PDF van Hoofdstuk IV

 

 

In Hoofdstuk IV worden de rechtsbeginselen - Staatssoevereiniteit versus Volkssoevereiniteit -  behandeld, op welke in de vredesverdragen de nieuwe natiestaten van Midden-Europa werden opgericht. De staatssoevereiniteit is op last van de Geallieerde Mogendheden in grondwetten vastgelegd en ter bescherming van de burgers aan democratische voorwaarden gebonden. Zij werd echter gecorrumpeerd door de nationale regeringspolitiek. Deze gaf aan het consolideren van de staatsmacht prioriteit en stelde de rechten van de staatsnatie tegenover die van nationale minderheden, in wie zij staatsvijanden zag.

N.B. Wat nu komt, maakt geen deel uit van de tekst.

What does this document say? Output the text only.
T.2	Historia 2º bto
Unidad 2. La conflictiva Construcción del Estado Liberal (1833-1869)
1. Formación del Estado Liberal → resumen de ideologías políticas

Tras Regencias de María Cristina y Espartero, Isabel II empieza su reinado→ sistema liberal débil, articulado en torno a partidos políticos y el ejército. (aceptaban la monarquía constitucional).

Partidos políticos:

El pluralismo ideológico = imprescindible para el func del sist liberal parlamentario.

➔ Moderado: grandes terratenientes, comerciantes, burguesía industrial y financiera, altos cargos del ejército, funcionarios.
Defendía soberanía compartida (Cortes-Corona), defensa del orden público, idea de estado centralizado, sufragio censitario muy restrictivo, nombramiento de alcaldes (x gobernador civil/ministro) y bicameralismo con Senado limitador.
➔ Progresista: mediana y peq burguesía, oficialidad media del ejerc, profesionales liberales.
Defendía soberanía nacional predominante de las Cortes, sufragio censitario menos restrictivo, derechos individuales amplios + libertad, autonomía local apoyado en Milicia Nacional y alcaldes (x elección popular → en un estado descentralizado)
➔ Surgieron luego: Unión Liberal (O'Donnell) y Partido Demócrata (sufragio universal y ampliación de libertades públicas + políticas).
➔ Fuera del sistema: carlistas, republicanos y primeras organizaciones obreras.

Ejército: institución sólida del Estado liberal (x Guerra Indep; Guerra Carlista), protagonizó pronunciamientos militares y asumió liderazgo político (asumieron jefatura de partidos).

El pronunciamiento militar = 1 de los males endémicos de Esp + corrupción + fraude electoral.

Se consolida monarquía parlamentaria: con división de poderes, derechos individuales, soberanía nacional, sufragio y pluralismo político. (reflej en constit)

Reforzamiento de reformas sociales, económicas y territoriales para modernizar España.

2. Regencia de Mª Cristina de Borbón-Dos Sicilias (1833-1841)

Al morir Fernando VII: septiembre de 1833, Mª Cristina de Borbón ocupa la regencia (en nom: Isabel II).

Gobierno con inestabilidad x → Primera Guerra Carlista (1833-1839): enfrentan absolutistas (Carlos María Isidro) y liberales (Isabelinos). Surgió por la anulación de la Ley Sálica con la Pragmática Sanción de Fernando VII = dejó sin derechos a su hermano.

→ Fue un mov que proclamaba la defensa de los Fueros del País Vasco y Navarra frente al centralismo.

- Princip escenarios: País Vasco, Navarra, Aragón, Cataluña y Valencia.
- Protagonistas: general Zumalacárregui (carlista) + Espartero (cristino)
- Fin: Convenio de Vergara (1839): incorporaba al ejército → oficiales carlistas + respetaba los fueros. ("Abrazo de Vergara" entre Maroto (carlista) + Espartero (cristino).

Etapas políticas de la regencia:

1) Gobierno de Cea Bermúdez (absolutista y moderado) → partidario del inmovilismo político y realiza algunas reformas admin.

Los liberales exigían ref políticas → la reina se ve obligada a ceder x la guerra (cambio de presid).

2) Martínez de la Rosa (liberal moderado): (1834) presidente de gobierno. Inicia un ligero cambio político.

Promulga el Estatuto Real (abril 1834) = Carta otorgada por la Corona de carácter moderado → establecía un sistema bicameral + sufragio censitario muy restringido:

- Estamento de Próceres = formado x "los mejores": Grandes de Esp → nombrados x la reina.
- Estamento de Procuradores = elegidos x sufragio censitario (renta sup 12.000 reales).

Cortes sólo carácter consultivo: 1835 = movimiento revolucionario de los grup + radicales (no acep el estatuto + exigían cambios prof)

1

Zo’n tegenstelling kon alleen ‘opgelost’ worden door het toepassen van een toenemende rechtsongelijkheid en de dwang van assimilatie. De minderheden kregen geen recht, ook niet van de Volkenbond en haar hof van arbitrage welke juist waren opgericht om voorzien misbruik van staatsmacht te matigen. De minderheden zochten uiteindelijk buitenlandse hulp, met name in de staten waarvan zij afgescheiden waren of waarmee zij zich etnisch verbonden voelden. 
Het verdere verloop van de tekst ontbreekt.